Reputation: 310049
Consider the following:
program main
integer, parameter :: n=10, m=20
integer ints(n,m)
real floats(m,n)
!... initialize ints
! ...
floats=transpose(ints)
!... do stuff with floats
end
looking at the documentation for gfortran, it seems that transpose(ints)
will return an integer array which will then be cast to reals. In this operation, the compiler (gfortran) creates a temporary array for the transposed array which seems like a waste (compile with gfortran -O3 -Warray-temporaries -o test test.f90
). Also note that if you change the real
array "floats" into an integer
array, the warning goes away.
Is there a way to do this (for arbitrary types) without generating a temporary array? (I also tried floats(:,:)=transpose(ints)
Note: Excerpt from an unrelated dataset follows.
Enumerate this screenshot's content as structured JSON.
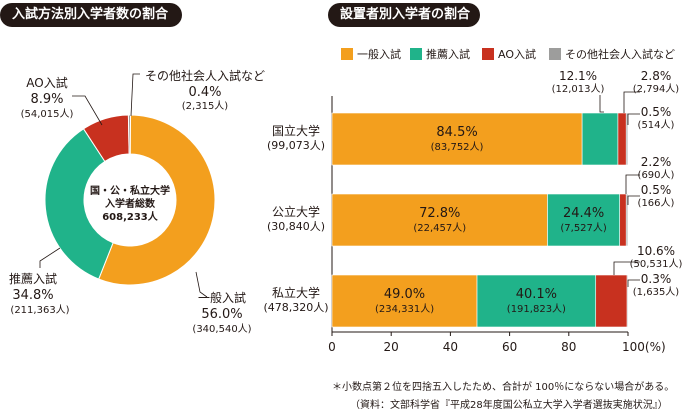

because I read somewhere that it mattered ... ). Does it behave this way with other compilers?
Upvotes: 1
Views: 5755
Reputation: 1556
do i = 1, n
do j = 1, m
floats(j,i) = real(ints(i,j))
enddo
enddo
You could make your own transpose
interface for handling different data types, although it would have to be a subroutine and not a function.
interface transpose_
module procedure transpose_ints_to_reals
end interface
subroutine transpose_ints_to_reals(ints_in, reals_out)
...
end subroutine
call transpose_(ints,floats)
Upvotes: 1
Reputation: 78344
You could try
floats = transpose(real(ints))
but I wouldn't be very surprised if gfortran (or any other compiler) generated a temporary array to implement this. I'd be more surprised if it didn't.
You might also try
forall (J=1:N, K=1:M) floats(K, J) = real(ints(J, K))
Again, I wouldn't be surprised if a compiler created a temporary array to implement this.